Employee Electronic Communications Privacy is a Myth in Business and at Work
Surveillance is Permitted – Employers may still monitor their computers and email systems for legitimate management reasons, such as ensuring productivity and preventing email use for purposes of harassment or other conduct that could give rise to employer liability. Employer monitoring will be lawful so long as the employer does not increase its monitoring during a union organizing campaign or focus its monitoring efforts on protected conduct or union activists.
Source: December 11, 2014 Ruling of the National Labor Relations Board
I’ve been in the HR biz for a while. I remember when email replaced faxing and hard-copy (paper) communications in business and at work. While the National Labor Relations Board (NLRB) ruled late last year that an employer’s email system could be used as a “natural gathering place” for union-organizing activities, it clearly did not make an employee’s use of an employer’s email and other electronic systems private.
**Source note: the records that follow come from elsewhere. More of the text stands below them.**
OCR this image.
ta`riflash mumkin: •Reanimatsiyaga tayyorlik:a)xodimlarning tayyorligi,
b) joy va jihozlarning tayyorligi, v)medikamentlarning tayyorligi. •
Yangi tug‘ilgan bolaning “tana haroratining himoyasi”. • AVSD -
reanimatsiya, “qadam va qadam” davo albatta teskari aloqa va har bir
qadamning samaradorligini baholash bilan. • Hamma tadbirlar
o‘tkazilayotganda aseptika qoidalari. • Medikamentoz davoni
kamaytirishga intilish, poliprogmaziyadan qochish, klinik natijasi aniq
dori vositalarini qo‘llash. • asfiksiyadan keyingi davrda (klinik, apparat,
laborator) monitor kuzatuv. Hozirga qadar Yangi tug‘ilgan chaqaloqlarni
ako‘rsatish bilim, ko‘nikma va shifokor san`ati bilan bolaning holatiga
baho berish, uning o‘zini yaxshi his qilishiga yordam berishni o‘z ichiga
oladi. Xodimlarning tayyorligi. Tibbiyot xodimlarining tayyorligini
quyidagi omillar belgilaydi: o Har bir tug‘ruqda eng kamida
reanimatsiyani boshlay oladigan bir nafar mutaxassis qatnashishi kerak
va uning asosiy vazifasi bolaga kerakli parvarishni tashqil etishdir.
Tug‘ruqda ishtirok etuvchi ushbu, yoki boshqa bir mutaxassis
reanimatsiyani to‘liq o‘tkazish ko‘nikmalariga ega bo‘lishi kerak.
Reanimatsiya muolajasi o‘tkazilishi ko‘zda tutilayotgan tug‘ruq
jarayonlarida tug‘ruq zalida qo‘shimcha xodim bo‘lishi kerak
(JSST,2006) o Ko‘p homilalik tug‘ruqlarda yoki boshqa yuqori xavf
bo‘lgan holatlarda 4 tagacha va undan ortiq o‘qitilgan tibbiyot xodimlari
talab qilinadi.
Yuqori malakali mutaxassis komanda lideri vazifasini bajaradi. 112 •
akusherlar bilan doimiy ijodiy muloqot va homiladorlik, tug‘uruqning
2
And yet employees continue to use an employer’s electronic resources as if they were at home, using their own private email, somehow believing that their email messages and use of other employer-owned electronic communication channels at work are private and not visible to their current employer:
- Employees send obscene pictures and jokes to each other in email, documenting their own workplace policy violations and often, their own terminations for cause;
- Employees send job applications to other employers from their current work email addresses, and then they wonder why they don’t get a response to their applications;
- Irate employees send nasty-gram emails to their supervisors and/or co-workers (often cc:ing the whole team and/or company), and wonder why they are not promoted (or retained) at their current company.
How will you ensure that employer email and other electronic communication is utilized effectively to support the success of all, in business and at work?